The Danger of Too Many Choices
Posted By Kristin Charbonnier, Jan 25, 2013
The option-generating negotiation, whereby many possible resolution options are brainstormed and considered by the negotiating parties, can be a great way to develop creative solutions to seemingly intractable problems. But it can also lead negotiators astray. In Panacea or Pandora’s Box?: The Costs of Options in Negotiation, Professor Chris Guthrie describes how despite the fact that many experts exalt the option-generating negotiation model, it can lead to sub-optimal negotiation outcomes. He goes on to prescribe how lawyers can negotiate on behalf of their clients to maximize the benefits of option-generating negotiations, while avoiding many of the common pitfalls.
Many experts agree that successful negotiation outcomes depend on generating a large number of relevant options and selecting from among those options. Negotiators who heed to the option-generating method may identify novel alternatives that effectively reconcile the parties’ differing interests. However, the option-generating model has pitfalls and negotiators that use the option-generating model model may enter into an inferior agreement with which they feel less satisfied than those negotiators that do not use the option-generating model. [Prof S finds this a bit redundant already]
There are four common pitfalls negotiators fall into when dealing with multiple options: option devaluation, context dependence, non-compensatory decision making, and decision regret.

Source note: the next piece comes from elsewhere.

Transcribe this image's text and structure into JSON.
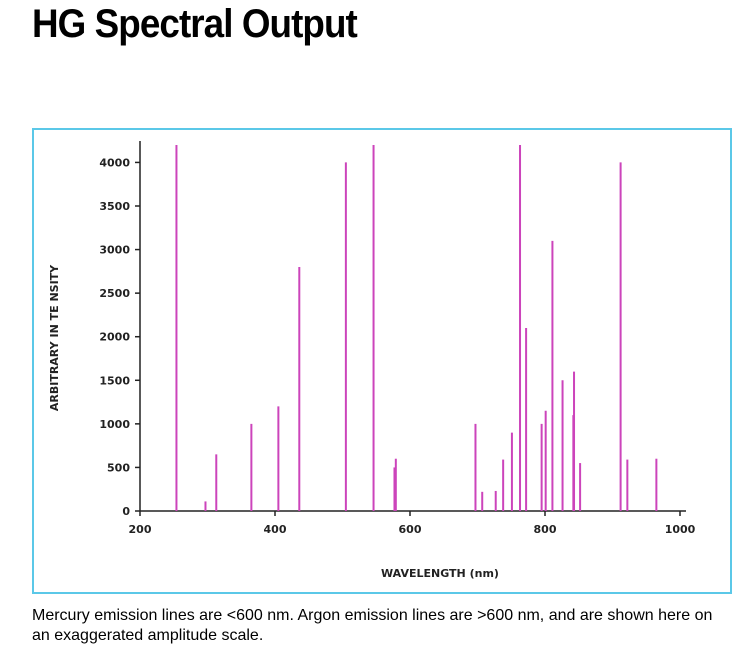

The first pitfall, option devaluation, is a phenomenon that causes negotiators to unwittingly devalue an option once it becomes part of a set of options. This occurs because options that look attractive by themselves often look less attractive when compared to other options. Contrary to the rational ideal, comparisons influence the way people evaluate an option. In fact, comparisons can decrease the attractiveness of all options being compared. To illustrate option devaluation, consider the following scenarios. In the first scenario, a prospective law student is admitted only to Harvard Law School. In the second scenario, the same prospective law student is admitted to Harvard and Stanford. The student prefers a school with a large enrollment and temperate climate. Thus, she will view Harvard’s large size as an advantage over Stanford, and Stanford’s temperate climate as an advantage over Harvard. At the same time she will perceive Harvard’s climate to be a disadvantage to Stanford, and Stanford’s size to be a disadvantage to Harvard. The process of comparison will bring to mind the relative advantages and disadvantages. Each option’s “losses” are likely to loom larger than its gains. When comparing law schools, Harvard’s cold climate will decrease its attractiveness more than its large enrollment will increase its attractiveness. Therefore, the prospective student was better off in the first scenario when she was admitted only to Harvard.

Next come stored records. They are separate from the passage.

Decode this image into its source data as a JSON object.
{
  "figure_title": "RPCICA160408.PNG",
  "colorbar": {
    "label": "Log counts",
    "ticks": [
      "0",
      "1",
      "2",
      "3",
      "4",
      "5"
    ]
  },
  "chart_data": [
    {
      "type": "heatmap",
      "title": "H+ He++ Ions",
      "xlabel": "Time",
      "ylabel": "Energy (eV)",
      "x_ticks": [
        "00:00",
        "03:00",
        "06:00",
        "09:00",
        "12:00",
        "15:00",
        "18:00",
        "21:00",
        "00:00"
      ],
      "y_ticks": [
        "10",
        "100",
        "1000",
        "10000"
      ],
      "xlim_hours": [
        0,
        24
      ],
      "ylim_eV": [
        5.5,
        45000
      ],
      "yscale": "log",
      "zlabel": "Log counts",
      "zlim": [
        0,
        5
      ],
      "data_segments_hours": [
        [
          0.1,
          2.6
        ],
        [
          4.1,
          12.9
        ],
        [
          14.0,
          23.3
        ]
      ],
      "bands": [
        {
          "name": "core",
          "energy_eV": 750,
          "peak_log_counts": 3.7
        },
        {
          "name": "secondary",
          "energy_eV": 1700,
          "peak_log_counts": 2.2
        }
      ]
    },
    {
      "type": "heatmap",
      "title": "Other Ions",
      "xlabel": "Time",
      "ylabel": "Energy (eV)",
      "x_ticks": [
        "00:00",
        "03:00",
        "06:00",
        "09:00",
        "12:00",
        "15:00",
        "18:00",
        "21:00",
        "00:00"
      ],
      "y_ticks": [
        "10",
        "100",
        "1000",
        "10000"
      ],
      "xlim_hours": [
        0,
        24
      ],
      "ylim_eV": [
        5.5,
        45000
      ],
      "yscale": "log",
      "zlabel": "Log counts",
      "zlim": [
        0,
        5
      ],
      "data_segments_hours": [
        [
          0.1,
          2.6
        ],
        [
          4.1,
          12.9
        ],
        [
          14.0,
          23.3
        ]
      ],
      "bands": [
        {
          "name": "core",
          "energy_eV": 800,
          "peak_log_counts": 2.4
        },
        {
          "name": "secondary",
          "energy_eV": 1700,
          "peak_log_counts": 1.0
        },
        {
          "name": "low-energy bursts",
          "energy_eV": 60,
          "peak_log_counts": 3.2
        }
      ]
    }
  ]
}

The second pitfall, context dependence, is a phenomenon that occurs when a new option is added to an existing choice set. Research demonstrates that people are likely to evaluate an existing option more favorably when a similar, but inferior option is added to the choice set. Chris Guthrie illustrated context dependence in a negotiation experiment he performed with first-year law students. In the negotiation two law partners decided to part ways. They both wanted a lobby painting worth $40,000. In the two option scenario, Lawyer A could sell the painting to Lawyer B for a $20,000 lump sum cash payment. Or they could sell the painting to the artist and each receive a $20,000 lump sum cash payment. 65% of the subjects preferred to sell the painting to the artist and 35% preferred to sell the painting to sell the painting to the law partner. The three option scenario adds a third inferior option: Lawyer A can sell the painting to Layer B and receive $20,000 in installment payments. Adding the third inferior option dramatically changed the results. In the three option scenario, 30% of the subjects preferred to sell the painting to the artist, and 70% of the subjects preferred to sell the painting to the partner.
The third pitfall, non-compensatory decision making, simply means that when many options are available, people have a difficult time evaluating all the available information.

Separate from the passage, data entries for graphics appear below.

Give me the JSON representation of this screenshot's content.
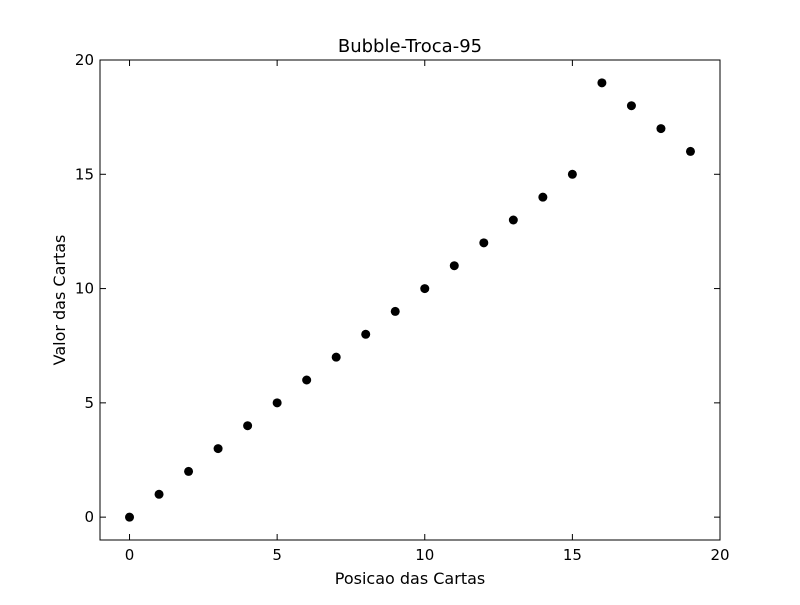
{
  "chart_data": {
    "type": "scatter",
    "title": "Bubble-Troca-95",
    "xlabel": "Posicao das Cartas",
    "ylabel": "Valor das Cartas",
    "xlim": [
      -1,
      20
    ],
    "ylim": [
      -1,
      20
    ],
    "xticks": [
      0,
      5,
      10,
      15,
      20
    ],
    "yticks": [
      0,
      5,
      10,
      15,
      20
    ],
    "grid": false,
    "marker_color": "#000000",
    "series": [
      {
        "x": [
          0,
          1,
          2,
          3,
          4,
          5,
          6,
          7,
          8,
          9,
          10,
          11,
          12,
          13,
          14,
          15,
          16,
          17,
          18,
          19
        ],
        "y": [
          0,
          1,
          2,
          3,
          4,
          5,
          6,
          7,
          8,
          9,
          10,
          11,
          12,
          13,
          14,
          15,
          19,
          18,
          17,
          16
        ]
      }
    ]
  }
}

The fourth pitfall, decision regret, is implicated in multiple-option negotiations because negotiators are likely to compare the option they have selected to those they have rejected. These comparisons can produce post-decision regret.
Be aware of these pitfalls in the option-generating model. They can lead a negotiator to select a sub-optimal outcome or experience post-decision regret.
Sophisticated negotiators, such as lawyers, are more likely than inexperienced negotiators to maximize the benefits and minimize the costs of option-generation in negotiation. First, sophisticated negotiators are more likely to make rational decisions; and evidence suggests that clients want their agents to evaluate decision options rationally. Second, because sophisticated negotiators can make rational decisions they can help clients faced with multiple options make better decisions during negotiations. Sophisticated negotiators, such as lawyers, can provide contextual information, such as data on jury verdicts and settlements, to help their client make a rational decision. Additionally, clients often experience feelings of regret after selecting one option at the expense of the other. Lawyers can, and should, help their clients make peace with the decisions they’ve made in the negotiation. One way to do this is to work with clients to construct a rationale supporting the choices they have made.